Federal and industry experts suggest that cultivating a zero trust security culture requires laying a solid foundation by prioritizing continuous learning, securing strong leadership support, and constructing a framework of strategic investments for lasting success.
The push for zero trust implementation in the Federal government has accelerated following President Biden’s May 2021 cybersecurity executive order, which directs agencies to embrace zero trust cybersecurity principles and adapt their network architectures accordingly.
However, turning this vision into reality is more complex than it sounds.
At ATARC’s Zero Trust Summit on Oct. 3, several Federal and industry leaders highlighted that fulfilling Federal zero trust mandates requires returning to that foundational groundwork.
Wayne Rodgers, zero trust lead for the Department of Education, explained that before agencies get into the intricate work of patching vulnerabilities they need to get down to the nitty gritty of educating their workforce on basic cyber hygiene.
“Take a step back … basic cyber hygiene is really an issue in so many environments … [and] before you can even get into the advanced realms is there a trust in each pillar. Ultimately, 80 to 90 percent of breaches or hacks or anything that happens is still due to weak usernames and passwords, not using phishing resistant multi-factor authentication,” Rodgers said.
“If you don’t clean that up and have basic cyber hygiene, the emerging threats are going to compound the threats that you already are going to be facing. So that’s the first step, and everything else, pretty much can come simultaneously, but that really should not be an afterthought,” he added.
Amy Hamilton, faculty chair at the National Defense University, echoed Rodgers’ sentiments, but took them a step further.
“We teach basic home security safety … we teach this [to] make sure people have basic safety. So, we need to make sure that we’re doing this basic user education and it has to start from the earliest age,” Hamilton said.
Hamilton explained that educating non-cyber experts on the need for zero trust principles and how to protect against cyberattacks begins with a cultural shift.
“We really have to just start to change the culture … We really have to change the entire way that we’re looking at cybersecurity from the earliest ages all the way through,” she said.
Another critical aspect of building a solid foundation for cultivating a zero trust culture in an agency is securing strong leadership support.
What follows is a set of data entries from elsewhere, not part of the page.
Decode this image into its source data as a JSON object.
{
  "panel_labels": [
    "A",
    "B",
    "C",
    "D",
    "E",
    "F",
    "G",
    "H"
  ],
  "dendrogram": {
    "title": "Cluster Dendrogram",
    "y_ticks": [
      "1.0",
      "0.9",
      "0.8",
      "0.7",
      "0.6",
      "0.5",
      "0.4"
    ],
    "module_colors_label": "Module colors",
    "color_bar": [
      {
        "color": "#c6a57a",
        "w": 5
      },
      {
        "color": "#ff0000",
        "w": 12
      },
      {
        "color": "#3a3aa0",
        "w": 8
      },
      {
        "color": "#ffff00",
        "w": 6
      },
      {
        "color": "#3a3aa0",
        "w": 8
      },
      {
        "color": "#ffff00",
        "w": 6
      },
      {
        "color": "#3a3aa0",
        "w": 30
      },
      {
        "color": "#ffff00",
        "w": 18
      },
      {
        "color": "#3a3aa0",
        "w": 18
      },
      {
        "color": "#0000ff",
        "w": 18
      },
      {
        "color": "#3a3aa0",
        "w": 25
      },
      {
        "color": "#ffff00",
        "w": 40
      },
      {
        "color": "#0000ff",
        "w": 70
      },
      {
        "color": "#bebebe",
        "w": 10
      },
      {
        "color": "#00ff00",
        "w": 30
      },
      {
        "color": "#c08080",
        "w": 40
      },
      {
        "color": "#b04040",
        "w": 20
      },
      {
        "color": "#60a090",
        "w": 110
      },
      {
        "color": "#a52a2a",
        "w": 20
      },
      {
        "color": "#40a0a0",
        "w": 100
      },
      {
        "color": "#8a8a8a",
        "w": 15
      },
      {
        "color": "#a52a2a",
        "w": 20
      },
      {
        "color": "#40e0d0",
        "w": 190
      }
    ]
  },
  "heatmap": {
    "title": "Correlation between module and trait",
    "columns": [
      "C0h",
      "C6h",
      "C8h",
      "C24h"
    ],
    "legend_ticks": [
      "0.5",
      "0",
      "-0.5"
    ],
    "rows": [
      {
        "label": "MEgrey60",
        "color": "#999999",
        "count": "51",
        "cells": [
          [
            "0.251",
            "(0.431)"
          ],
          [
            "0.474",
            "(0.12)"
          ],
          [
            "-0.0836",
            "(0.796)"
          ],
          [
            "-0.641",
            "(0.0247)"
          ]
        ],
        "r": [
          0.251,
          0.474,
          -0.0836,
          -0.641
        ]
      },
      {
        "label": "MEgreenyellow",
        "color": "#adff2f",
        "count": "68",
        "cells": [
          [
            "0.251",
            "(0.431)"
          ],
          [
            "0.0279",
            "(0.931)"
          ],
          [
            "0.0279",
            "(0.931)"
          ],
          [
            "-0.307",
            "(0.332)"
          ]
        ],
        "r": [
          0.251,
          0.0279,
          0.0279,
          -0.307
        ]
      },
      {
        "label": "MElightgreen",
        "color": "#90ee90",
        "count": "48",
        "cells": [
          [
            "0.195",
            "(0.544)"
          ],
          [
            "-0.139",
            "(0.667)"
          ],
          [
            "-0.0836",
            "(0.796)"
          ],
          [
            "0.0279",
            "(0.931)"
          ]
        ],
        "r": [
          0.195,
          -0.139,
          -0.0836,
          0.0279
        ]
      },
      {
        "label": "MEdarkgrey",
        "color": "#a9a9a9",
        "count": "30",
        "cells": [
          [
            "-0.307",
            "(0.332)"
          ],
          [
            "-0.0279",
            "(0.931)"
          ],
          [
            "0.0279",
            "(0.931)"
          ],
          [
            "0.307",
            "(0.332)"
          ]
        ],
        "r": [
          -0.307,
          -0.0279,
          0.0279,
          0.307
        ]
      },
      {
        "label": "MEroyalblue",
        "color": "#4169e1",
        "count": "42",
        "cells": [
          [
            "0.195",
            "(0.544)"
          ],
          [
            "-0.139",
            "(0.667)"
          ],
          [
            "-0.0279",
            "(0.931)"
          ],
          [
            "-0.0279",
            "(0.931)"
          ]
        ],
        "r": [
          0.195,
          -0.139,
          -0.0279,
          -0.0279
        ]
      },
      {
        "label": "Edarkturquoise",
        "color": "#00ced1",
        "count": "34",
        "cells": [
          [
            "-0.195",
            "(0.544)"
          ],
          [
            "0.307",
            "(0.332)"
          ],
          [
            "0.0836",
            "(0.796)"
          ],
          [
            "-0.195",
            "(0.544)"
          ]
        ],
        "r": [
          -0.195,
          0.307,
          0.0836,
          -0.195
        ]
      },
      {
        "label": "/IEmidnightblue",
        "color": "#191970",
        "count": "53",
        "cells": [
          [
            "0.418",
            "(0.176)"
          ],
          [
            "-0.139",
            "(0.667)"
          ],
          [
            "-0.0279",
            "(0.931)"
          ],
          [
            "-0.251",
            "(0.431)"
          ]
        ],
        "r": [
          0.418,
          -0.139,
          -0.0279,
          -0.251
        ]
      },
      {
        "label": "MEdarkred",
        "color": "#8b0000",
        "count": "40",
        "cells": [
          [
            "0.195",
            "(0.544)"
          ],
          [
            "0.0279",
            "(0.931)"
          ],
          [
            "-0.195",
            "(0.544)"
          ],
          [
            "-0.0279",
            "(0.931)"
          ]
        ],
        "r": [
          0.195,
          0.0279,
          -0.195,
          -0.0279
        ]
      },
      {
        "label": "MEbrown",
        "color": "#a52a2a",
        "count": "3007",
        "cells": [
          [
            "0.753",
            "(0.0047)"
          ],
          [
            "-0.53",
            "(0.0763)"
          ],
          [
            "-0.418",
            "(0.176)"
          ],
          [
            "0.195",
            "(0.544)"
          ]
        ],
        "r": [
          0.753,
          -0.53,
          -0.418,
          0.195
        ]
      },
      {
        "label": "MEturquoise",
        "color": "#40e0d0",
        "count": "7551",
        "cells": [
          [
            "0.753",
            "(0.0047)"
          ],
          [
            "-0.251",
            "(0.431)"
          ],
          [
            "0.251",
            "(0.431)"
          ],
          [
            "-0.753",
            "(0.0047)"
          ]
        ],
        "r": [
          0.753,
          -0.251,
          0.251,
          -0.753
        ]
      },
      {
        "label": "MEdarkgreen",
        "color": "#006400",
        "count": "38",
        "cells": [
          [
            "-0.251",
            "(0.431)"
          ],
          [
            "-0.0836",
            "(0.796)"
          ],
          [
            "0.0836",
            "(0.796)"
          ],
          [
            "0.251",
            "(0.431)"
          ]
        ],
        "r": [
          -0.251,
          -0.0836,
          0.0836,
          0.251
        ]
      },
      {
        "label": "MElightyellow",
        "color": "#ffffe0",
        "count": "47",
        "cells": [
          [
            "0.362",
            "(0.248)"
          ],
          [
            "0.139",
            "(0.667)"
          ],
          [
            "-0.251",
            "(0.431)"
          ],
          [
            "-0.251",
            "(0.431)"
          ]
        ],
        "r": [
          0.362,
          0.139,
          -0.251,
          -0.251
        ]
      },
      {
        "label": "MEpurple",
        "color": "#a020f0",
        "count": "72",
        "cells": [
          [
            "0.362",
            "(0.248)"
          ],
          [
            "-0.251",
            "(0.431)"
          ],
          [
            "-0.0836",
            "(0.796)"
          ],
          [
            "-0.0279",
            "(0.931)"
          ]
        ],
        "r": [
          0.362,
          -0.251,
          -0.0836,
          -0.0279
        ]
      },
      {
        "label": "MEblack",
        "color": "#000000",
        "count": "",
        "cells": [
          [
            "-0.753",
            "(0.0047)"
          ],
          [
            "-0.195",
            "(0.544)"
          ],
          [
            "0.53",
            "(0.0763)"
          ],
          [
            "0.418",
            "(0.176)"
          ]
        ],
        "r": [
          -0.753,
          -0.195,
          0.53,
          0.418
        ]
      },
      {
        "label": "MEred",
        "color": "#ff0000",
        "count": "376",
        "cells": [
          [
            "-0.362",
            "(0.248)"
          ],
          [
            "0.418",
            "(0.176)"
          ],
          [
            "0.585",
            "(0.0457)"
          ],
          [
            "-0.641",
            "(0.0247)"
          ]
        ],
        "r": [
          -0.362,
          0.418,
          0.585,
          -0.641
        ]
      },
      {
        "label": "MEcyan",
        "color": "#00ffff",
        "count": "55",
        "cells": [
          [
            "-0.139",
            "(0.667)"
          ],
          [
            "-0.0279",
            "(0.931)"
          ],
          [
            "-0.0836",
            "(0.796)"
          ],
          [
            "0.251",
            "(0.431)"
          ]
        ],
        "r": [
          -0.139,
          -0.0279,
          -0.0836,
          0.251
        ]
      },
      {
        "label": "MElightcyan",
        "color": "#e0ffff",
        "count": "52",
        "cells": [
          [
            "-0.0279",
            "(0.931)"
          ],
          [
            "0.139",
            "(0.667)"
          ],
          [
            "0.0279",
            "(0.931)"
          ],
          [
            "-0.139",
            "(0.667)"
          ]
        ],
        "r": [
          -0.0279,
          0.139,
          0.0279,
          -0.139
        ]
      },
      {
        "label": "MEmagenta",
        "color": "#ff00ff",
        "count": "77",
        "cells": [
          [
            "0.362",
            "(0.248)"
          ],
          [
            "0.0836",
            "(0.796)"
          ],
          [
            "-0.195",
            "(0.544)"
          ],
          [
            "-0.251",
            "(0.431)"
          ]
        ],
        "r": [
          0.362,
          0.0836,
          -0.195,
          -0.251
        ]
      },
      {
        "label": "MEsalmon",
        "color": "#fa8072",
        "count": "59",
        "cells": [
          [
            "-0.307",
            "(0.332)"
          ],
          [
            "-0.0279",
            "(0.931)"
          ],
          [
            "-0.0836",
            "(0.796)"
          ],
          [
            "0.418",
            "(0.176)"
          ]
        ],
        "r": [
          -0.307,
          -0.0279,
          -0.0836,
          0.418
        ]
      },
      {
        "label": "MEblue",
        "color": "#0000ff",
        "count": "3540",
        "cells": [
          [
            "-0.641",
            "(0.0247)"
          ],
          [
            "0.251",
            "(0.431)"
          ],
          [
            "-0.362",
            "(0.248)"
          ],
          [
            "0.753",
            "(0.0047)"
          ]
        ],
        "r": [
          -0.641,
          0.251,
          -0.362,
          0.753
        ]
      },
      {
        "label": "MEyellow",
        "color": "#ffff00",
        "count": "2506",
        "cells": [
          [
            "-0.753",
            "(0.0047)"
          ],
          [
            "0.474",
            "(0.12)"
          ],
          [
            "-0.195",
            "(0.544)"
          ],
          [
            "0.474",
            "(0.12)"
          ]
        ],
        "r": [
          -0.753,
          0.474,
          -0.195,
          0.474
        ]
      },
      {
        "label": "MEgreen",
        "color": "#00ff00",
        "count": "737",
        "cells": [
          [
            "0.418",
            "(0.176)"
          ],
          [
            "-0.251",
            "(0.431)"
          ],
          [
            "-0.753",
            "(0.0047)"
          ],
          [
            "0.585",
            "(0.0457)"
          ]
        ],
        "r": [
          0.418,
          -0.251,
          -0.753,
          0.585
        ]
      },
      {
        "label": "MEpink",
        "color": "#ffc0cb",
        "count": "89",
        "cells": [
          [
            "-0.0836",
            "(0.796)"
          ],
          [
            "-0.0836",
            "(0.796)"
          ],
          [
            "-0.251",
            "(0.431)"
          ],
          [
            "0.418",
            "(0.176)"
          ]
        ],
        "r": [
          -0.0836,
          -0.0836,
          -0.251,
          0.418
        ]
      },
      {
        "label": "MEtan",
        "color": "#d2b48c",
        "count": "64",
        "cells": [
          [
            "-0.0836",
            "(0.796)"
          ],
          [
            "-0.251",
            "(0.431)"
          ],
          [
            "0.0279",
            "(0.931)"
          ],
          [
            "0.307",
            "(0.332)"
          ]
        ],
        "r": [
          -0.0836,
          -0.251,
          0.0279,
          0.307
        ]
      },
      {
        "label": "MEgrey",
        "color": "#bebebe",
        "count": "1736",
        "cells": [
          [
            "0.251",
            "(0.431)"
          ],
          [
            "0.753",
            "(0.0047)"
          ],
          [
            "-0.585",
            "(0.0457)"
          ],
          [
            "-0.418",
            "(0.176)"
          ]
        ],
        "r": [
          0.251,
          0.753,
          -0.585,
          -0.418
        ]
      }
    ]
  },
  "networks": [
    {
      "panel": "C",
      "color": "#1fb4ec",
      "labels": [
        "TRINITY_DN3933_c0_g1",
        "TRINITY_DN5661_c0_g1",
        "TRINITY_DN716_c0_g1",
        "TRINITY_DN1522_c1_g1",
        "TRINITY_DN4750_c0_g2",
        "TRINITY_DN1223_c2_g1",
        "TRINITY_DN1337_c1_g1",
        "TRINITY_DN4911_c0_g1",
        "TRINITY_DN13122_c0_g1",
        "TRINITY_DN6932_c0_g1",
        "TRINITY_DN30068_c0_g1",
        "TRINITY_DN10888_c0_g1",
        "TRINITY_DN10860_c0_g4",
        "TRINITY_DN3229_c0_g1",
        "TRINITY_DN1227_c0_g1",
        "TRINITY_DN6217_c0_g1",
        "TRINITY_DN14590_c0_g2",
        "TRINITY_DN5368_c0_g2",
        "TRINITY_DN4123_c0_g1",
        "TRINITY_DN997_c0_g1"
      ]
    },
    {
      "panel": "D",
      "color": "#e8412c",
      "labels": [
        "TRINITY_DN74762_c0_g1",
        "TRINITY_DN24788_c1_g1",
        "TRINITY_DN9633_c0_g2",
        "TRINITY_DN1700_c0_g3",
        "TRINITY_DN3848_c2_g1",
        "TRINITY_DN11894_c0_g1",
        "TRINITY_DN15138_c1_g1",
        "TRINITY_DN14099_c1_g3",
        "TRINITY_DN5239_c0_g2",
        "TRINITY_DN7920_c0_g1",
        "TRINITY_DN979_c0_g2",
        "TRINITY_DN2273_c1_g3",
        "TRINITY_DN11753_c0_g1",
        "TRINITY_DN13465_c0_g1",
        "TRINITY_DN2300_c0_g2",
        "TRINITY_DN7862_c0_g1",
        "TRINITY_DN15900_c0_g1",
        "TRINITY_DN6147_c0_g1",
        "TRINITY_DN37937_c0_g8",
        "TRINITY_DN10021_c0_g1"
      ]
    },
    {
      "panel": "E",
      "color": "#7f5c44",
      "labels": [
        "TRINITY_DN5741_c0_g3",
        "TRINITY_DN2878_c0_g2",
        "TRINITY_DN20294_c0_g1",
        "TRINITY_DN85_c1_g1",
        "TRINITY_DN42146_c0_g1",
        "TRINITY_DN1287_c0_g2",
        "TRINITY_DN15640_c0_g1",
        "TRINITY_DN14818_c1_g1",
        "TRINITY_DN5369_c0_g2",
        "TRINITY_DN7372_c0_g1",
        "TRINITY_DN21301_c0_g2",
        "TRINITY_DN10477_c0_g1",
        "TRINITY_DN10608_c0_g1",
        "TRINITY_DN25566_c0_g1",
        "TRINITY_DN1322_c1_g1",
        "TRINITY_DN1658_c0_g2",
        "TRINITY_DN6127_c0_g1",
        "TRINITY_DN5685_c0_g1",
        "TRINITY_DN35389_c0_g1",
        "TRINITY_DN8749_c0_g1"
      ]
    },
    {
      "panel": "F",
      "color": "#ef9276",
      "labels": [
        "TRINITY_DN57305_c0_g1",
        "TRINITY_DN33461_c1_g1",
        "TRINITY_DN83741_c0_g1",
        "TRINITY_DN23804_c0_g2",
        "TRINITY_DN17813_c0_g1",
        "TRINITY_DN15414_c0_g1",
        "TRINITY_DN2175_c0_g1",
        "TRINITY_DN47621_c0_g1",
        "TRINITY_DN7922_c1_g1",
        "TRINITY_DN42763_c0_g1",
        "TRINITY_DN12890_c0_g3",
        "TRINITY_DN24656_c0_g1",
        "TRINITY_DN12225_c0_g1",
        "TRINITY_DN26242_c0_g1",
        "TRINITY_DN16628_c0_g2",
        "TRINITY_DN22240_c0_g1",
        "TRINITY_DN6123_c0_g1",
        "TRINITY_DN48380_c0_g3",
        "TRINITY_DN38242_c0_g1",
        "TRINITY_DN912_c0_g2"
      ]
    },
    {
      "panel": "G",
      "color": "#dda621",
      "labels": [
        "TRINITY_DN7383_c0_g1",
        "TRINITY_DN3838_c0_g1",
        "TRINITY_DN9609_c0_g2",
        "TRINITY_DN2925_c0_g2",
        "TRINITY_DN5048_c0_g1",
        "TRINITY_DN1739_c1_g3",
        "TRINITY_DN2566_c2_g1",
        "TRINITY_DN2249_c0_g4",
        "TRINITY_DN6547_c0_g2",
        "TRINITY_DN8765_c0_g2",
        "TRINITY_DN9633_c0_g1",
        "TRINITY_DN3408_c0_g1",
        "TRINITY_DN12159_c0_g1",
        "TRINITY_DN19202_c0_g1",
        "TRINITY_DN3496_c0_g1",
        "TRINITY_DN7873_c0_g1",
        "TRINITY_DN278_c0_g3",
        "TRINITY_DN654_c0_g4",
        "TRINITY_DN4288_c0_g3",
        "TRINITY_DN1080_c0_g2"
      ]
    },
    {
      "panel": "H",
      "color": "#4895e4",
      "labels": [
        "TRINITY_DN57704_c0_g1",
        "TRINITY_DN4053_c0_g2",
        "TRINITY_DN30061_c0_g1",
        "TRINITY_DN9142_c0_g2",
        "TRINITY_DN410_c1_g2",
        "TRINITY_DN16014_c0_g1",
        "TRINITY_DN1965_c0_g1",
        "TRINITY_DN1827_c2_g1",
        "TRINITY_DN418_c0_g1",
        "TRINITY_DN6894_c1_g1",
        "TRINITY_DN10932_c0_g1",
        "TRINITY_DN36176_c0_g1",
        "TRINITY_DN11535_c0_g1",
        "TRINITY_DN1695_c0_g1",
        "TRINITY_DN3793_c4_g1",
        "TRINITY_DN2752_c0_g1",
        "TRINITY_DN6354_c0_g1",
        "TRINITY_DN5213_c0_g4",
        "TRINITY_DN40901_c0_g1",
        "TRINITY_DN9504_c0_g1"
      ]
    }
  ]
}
Sean Cortopassi, division director for the Pentagon’s Defense Manpower Data Center, explained that cultivating a zero trust culture should be a “coordinated effort built across your organization.”
“It’s not [just] a cyber thing so let the cyber guys do it. It involves so many facets of the business. So, to get senior leadership support you have to put it in clear language, distill it, demystify it, and spell out the value,” Cortopassi said.
Steve Pitcher, senior cyber survivability analyst for the Defense Department’s Joint Staff J6, echoed Cortopassi’ statements, adding that “plain language explanations” allow senior leadership to understand the value of investments in cyber.
“We can’t throw the ball across the table to the cyber guys and say, go forth and do good things and then slap us and say you can’t do that. We need to be able to spell out that value in simple, simple English. We need to define and talk about the risks and value you’re adding to your organization,” Pitcher said.